The Internal Revenue Service has a long history of raising taxpayer ire, but this tax filing season could be one for the record books.

With some 11.8 million paper tax returns from previous years yet to be processed by the IRS—many of which sat in heaps in trailers outside processing facilities for months—any 2021 return that requires a human touch or contains a simple math error could be backed up for months, delaying any refunds.

Meanwhile, millions of individual taxpayers are facing unique challenges preparing their returns this tax season, yet severe staffing shortages have crippled the IRS’ ability to field calls to answer questions.

A major challenge for taxpayers is how to report pandemic-related stimulus and advanced child-tax-credit payments on their 2021 returns. Normally, the child tax credit is claimed in full on a tax return, but the 2021 credit was partially paid out to many families last year.

“A lot of payments were directly deposited, and people don’t even know they got them, let alone how much,” says Jennifer Mosley, a senior tax partner at Seattle accounting firm Moss Adams, noting that many people will be surprised by a smaller refund, or may even owe taxes because the credit has already been issued.

Many other taxpayers are grappling with how to submit 2021 returns when their 2020 returns—or even their earlier ones—have yet to be processed.

“It’s an absolute disaster,” says Ryan Losi, executive vice president of Piascik, an accounting firm in Glen Allen, Va. “Taxpayers are seeing everything from not getting an IRS agent on the phone to getting erroneous letters saying they owe significant amounts, getting wrong information about what forms to file, and not having timely mailed tax payments applied to their accounts.”

It isn’t just taxpayers who file paper returns who are having trouble. People who file returns with errors also may get held up—and that’s potentially a significant group: Math errors flagged by the IRS rose to 11 million last year on 2020 returns from 1.9 million the prior year, mainly because of confusion over how to report the pandemic’s early stimulus payments.

The pandemic is responsible for many of the IRS’ problems. Administering temporary legislation strained resources, and the agency’s offices shut down for several months at the beginning of the pandemic.

But the problems predate Covid-19. Congress has nibbled away at the IRS’ budget for more than a decade, impairing the agency’s effectiveness. In its fiscal-year 2020, the IRS had 20% fewer full-time workers than it had a decade earlier, and yet the volume of returns has gone steadily up.

The telephone response rate has been dismal. Last year, the IRS had 16,000 workers charged with fielding 240 million calls—that’s some 15,000 each. Even before the pandemic, the response rate was low—about 35%. This year, the IRS reassigned 1,200 of its workers to the phones to help.

The inadequacy of resources is alarming for an agency tasked with so much, says Janet Holtzblatt, a senior fellow at the Urban-Brookings Tax Policy Center. “I never say never about the IRS’ ability to survive challenges, but we’re at a situation of biblical proportions,” she says.

Aside from collecting taxes and enforcing tax laws, the agency’s job is to translate new legislation into specific regulations and procedures that taxpayers can follow.

This is no small task, especially when laws are passed hastily by Congress.

For example, lawmakers scrambled to cobble together the Tax Cuts and Jobs Act in order to pass it before year-end 2017. While the IRS prioritized ironing out guidance on key provisions, it took until 2021 to issue final regulations on all 86 provisions, says Garrett Watson, senior tax policy analyst at the Tax Foundation.

The burden trickles down to individual taxpayers. Advisors and the IRS recommend the following moves to smooth the tax filing process.
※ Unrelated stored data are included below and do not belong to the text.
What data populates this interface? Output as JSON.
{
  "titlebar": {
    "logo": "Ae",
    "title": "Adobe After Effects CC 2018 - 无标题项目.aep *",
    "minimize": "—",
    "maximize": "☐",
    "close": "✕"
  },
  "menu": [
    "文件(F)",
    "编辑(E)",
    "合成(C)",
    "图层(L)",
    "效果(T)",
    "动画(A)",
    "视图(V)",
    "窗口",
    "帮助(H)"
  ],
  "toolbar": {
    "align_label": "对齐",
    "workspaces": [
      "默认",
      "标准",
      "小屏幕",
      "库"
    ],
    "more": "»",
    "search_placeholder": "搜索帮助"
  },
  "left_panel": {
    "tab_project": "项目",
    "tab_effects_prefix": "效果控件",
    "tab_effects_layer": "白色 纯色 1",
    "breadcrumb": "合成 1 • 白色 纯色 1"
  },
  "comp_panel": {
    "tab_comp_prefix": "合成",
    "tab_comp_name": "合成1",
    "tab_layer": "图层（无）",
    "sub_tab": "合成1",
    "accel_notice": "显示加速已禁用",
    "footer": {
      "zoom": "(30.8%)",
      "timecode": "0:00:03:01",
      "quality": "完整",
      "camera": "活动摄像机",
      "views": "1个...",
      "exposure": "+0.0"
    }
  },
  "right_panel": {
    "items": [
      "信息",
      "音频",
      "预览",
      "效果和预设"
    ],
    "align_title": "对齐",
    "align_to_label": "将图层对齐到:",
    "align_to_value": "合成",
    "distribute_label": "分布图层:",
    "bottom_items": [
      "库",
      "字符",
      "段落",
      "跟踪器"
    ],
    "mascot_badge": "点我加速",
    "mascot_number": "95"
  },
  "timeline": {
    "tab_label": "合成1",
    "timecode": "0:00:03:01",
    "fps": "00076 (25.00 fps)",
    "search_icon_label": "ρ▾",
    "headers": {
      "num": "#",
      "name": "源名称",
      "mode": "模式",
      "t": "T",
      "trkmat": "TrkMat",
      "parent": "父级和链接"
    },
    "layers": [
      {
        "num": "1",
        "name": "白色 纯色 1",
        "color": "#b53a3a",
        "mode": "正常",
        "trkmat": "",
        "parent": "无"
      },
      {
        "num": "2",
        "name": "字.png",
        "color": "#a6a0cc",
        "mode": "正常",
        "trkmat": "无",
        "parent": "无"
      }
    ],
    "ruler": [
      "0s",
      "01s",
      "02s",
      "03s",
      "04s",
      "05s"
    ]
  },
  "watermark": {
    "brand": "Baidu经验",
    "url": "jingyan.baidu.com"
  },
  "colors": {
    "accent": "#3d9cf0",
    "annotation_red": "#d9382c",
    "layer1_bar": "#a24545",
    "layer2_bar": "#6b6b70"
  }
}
1. Submit early, electronically, and opt for direct deposit

Individual taxpayers have a good chance of bypassing the logjams and headaches if they file electronically and as early as possible. Last year, 81% of tax returns were e-filed.

When taxpayers e-file, they should avoid making errors and opt for direct deposit. Any refunds could be issued within 21 days.
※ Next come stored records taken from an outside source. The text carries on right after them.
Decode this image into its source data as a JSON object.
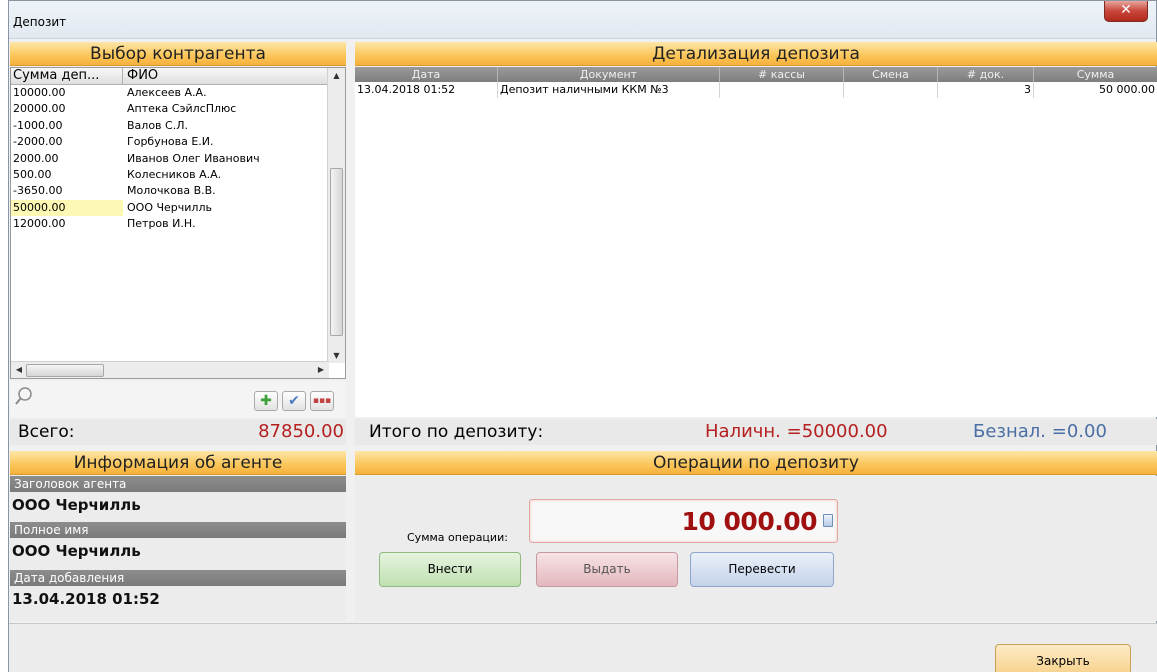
{
  "window": {
    "title": "Депозит",
    "close_glyph": "✕"
  },
  "left": {
    "header": "Выбор контрагента",
    "columns": {
      "sum": "Сумма деп...",
      "name": "ФИО"
    },
    "rows": [
      {
        "sum": "10000.00",
        "name": "Алексеев А.А."
      },
      {
        "sum": "20000.00",
        "name": "Аптека СэйлсПлюс"
      },
      {
        "sum": "-1000.00",
        "name": "Валов С.Л."
      },
      {
        "sum": "-2000.00",
        "name": "Горбунова Е.И."
      },
      {
        "sum": "2000.00",
        "name": "Иванов Олег Иванович"
      },
      {
        "sum": "500.00",
        "name": "Колесников А.А."
      },
      {
        "sum": "-3650.00",
        "name": "Молочкова В.В."
      },
      {
        "sum": "50000.00",
        "name": "ООО Черчилль"
      },
      {
        "sum": "12000.00",
        "name": "Петров И.Н."
      }
    ],
    "selected_row": 7,
    "total_label": "Всего:",
    "total_value": "87850.00",
    "total_color": "#b52020"
  },
  "detail": {
    "header": "Детализация депозита",
    "columns": [
      "Дата",
      "Документ",
      "# кассы",
      "Смена",
      "# док.",
      "Сумма"
    ],
    "rows": [
      {
        "date": "13.04.2018 01:52",
        "doc": "Депозит наличными ККМ №3",
        "kassa": "",
        "shift": "",
        "docno": "3",
        "sum": "50 000.00"
      }
    ],
    "totals_label": "Итого по депозиту:",
    "cash_label": "Наличн. =50000.00",
    "noncash_label": "Безнал. =0.00",
    "cash_color": "#b52020",
    "noncash_color": "#4a6fa5"
  },
  "agent": {
    "header": "Информация об агенте",
    "fields": [
      {
        "label": "Заголовок агента",
        "value": "ООО Черчилль"
      },
      {
        "label": "Полное имя",
        "value": "ООО Черчилль"
      },
      {
        "label": "Дата добавления",
        "value": "13.04.2018 01:52"
      }
    ]
  },
  "operations": {
    "header": "Операции по депозиту",
    "amount_label": "Сумма операции:",
    "amount_value": "10 000.00",
    "buttons": {
      "deposit": "Внести",
      "withdraw": "Выдать",
      "transfer": "Перевести"
    }
  },
  "footer": {
    "close_label": "Закрыть"
  },
  "icons": {
    "search": "search-icon",
    "add": "plus-icon",
    "confirm": "check-icon",
    "more": "ellipsis-icon",
    "calculator": "calculator-icon"
  },
  "colors": {
    "accent_header": "#fbc85f"
  }
}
2. Time your calls to the IRS

The agency’s call center is open weekdays from 7 a.m. to 7 p.m. in all time zones.

While the IRS requests that taxpayers avoid calling and instead use to find answers, if you must call, your best chance of actually reaching an IRS agent is before 9 a.m., Tuesday to Thursday, says Angela Anderson, an Atlanta-based certified public accountant and advisor.

3. Monitor your records online

Taxpayers can view their records by creating an account on the IRS website at Accounts should reflect any advance child-tax credits or stimulus payments.

4. Request a hold on your account

If you have an unprocessed return from prior years whose refund you intended to apply to a subsequent year, you may be getting erroneous IRS collection notices, says Moss Adams’ Mosley.

The situation can escalate to the point where the IRS withdraws funds from your bank account, she says.

“Avoid this by asking the IRS to put your account on hold until your returns are processed,” Mosley says.

Of course, to do this, you have to get in touch with the IRS. Keep a couple of aspirin handy.